Le Rapport « Albrecht » portant sur le projet de règlement européen de protection des données personnelles a été publié le 8 janvier 2013.

Le principe est simple : « si vous voulez mes données personnelles, demandez-moi l’autorisation ». Avec le projet de rapport de l’eurodéputé, Jan Philipp Albrecht, présenté le 10 janvier en commission des libertés civiles du Parlement européen, les entreprises du Net, qui exploitent les données personnelles de leurs utilisateurs à des fins publicitaires notamment, devraient davantage obtenir leur consentement.

Les usagers doivent être informés de ce qui arrive à leurs données et être en mesure d’accepter le traitement des données en connaissance de cause, ou de le refuser», a expliqué le rapporteur, depuis longtemps actif dans ce domaine, le 9 janvier à Bruxelles devant la presse.

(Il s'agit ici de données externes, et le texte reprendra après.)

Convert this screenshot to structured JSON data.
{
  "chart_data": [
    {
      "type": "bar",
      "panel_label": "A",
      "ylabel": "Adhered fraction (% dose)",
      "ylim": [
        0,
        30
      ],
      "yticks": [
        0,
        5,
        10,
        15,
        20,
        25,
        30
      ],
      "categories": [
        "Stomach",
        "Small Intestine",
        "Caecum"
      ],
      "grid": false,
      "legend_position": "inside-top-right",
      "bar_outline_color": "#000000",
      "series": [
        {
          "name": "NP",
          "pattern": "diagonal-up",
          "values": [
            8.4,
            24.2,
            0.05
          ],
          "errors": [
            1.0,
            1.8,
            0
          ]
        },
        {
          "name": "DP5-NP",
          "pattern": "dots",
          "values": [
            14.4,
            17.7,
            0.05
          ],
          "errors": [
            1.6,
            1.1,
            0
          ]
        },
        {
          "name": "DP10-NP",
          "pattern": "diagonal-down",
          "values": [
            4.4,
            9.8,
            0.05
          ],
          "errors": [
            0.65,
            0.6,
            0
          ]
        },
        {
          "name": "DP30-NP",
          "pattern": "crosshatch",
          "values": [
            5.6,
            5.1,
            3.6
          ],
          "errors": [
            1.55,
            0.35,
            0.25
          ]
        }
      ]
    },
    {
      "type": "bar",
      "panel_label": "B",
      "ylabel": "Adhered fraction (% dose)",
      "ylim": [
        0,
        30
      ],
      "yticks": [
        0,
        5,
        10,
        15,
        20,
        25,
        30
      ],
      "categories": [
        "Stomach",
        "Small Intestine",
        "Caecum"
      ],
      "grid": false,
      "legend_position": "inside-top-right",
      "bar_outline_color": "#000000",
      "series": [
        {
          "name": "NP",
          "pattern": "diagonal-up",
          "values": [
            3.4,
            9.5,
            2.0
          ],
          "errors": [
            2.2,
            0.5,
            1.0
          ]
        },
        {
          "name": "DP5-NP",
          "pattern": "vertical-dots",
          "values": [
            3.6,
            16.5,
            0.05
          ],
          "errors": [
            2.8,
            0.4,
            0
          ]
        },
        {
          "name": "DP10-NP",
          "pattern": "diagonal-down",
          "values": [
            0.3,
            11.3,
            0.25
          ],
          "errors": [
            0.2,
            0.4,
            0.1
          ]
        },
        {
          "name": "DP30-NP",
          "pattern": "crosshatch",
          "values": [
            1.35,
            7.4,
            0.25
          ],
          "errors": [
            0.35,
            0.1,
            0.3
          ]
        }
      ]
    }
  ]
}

Les propositions formulées par le rapporteur constituent une étape importante dans l’amélioration du texte initial proposé par la Commission européenne, et ce sur plusieurs points clés :

  • Droit à l’oubli: Le rapporteur entend également renforcer le droit à l’oubli sur internet, qui permettra à l’internaute de réclamer l’effacement et la correction de ses données, tout en maintenant des exceptions générales pour la liberté d’expression, protégeant notamment la presse. En cas de transfert de données à des parties tierces ou de publication sans base juridique adaptée, précise-t-il, le contrôleur national de la protection des données serait obligé d’imposer l’effacement de ces données. En revanche, si un individu a consenti à la publication de ses données, « le droit à l’oubli n’est jamais légitime ou réaliste »
  • Critère de compétence des autorités de contrôle : en proposant qu’il soit fondé  aussi sur le lieu de résidence du citoyen, le projet de rapport permet d’éviter une distance excessive entre le citoyen concerné et l’autorité compétente. Le choix de ce critère garantit également une meilleure protection des droits de la personne et réduit pour les entreprises les risques d’insécurité juridique et de  » forum-shopping ».
  • Point de contact unique : le rapporteur propose de désigner comme point de contact unique pour les responsables de traitement et sous-traitants ayant des activités dans plusieurs Etats Membres, une autorité chef de file, qui ne dispose pas de compétences exclusives, mais dont le rôle est d’instruire ces situations transfrontalières au nom et pour le compte des autorités compétentes et d’assurer leur coordination avant de prendre toute décision. Ce point est capital pour la mise en place d’une véritable coopération entre les autorités de contrôle.
  • Rôle du Comité européen de protection des données : en proposant un nouveau mécanisme de cohérence et en renforçant considérablement le rôle et les pouvoirs du Comité européen de la protection des données, notamment en lui conférant un pouvoir décisionnel sur les projets de décisions d’une autorité de contrôle, le pré-rapport permet les conditions d’une uniformisation de l’application des dispositions européennes.

En outre, la possibilité pour le Comité européen de la protection des données de produire des lignes directrices à l’intention des autorités nationales, ainsi que des avis sur les codes de conduite élaborés au niveau de l’Union, mérite d’être soulignée. Enfin, le Comité devra être consulté par la Commission européenne dans le cadre de l’élaboration des actes délégués et des actes d’exécution, dont le nombre serait considérablement diminué.